Nic Miller, now a consulting virtual CISO but previously CISO at European hedge fund management company Brevan Howard, also sees too much real data being used in test systems. He believes unstructured data is going to be the blind spot for many organizations. “Shared folders, scratch/temp drives etc., and there's no simple way to search for personal data...remembering that personal data is a wider net than the better understood PII."

“A lot of companies will use third-party services for a number of staff services, payroll, pensions, insurance etc. All these companies will hold large amounts of sensitive data on the majority of your staff,” says Miller. “Don't just look at this through a due diligence lens, though. Consider how that information is being shared.

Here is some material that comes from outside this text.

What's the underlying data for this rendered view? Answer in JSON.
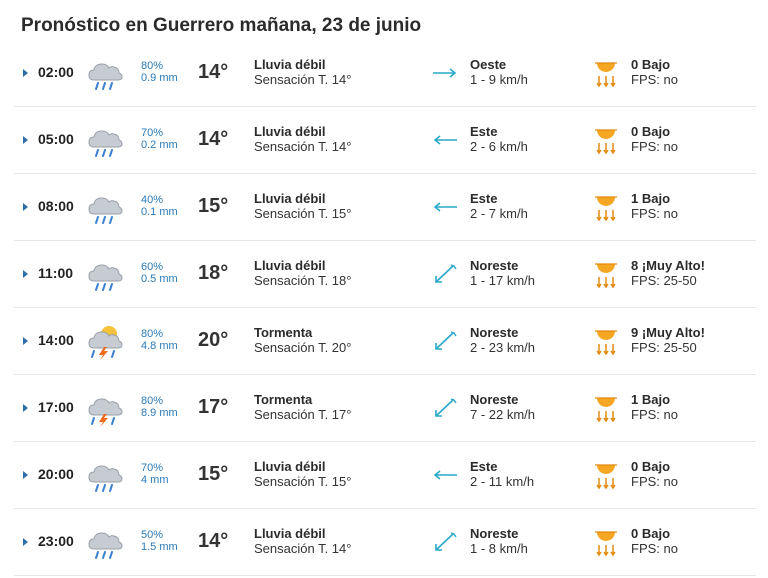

If it's being emailed backwards and forwards with encrypted attachments that's both an accident waiting to happen when it is email to an incorrect address, and it's causing you greater problems with the proliferation of this data internally though email archiving, etc.” 

How do organizations move forward?

Miller adds that process is important; “GDPR talks about implementing ‘appropriate technical and organizational measures to ensure a level of security appropriate to the risk’ so in order to prove we have the appropriate measures, our IT infrastructure and processes need to be documented and the risks assessed. Shadow IT, retention, rights, sharing and access control needs to be looked at, together with just about every business process and where the GDPR obligations impact these processes.” 

“Two key activities should be priorities,” stresses Stewart. “First, put in place a process to manage project risk and implement ‘secure by design’. Second, define personal data, run a discovery process to find it in BAU and then perform a high-level risk assessment using a triage process of a core of key controls that you think deliver 80 percent of the safety needed for personal data. For example, access control reviews, logging and monitoring, vulnerability management etc. might be part of a ‘top ten.”

Stewart goes onto say that while encryption and pseudonymization technologies are “great...they are fairly high fruit on the tree.” Whitfield agrees, adding that it’s good for protecting data and if “not used correctly can leave you with a false sense of protection.”

“Many organizations are still struggling to do the basics,” says Stewart, citing an example of one international bank which doesn’t know “how many servers they have and what they’re being used for. I find it hard to believe claims that they’re ‘on top of’ GDPR compliance. I’d suggest a landscape view of personal data and risk should be a priority over any particular technical control. The ICO has very much signaled a risk-based approach. To do that credibly you need the landscape view.”

Nik Whitfield warns about being sucked in by vendor solutions too, also warning of encryption; “Be wary of letting technology vendors guide your strategy. Products that offer 'GDPR compliance' are only giving you solutions to very specific parts of the problem."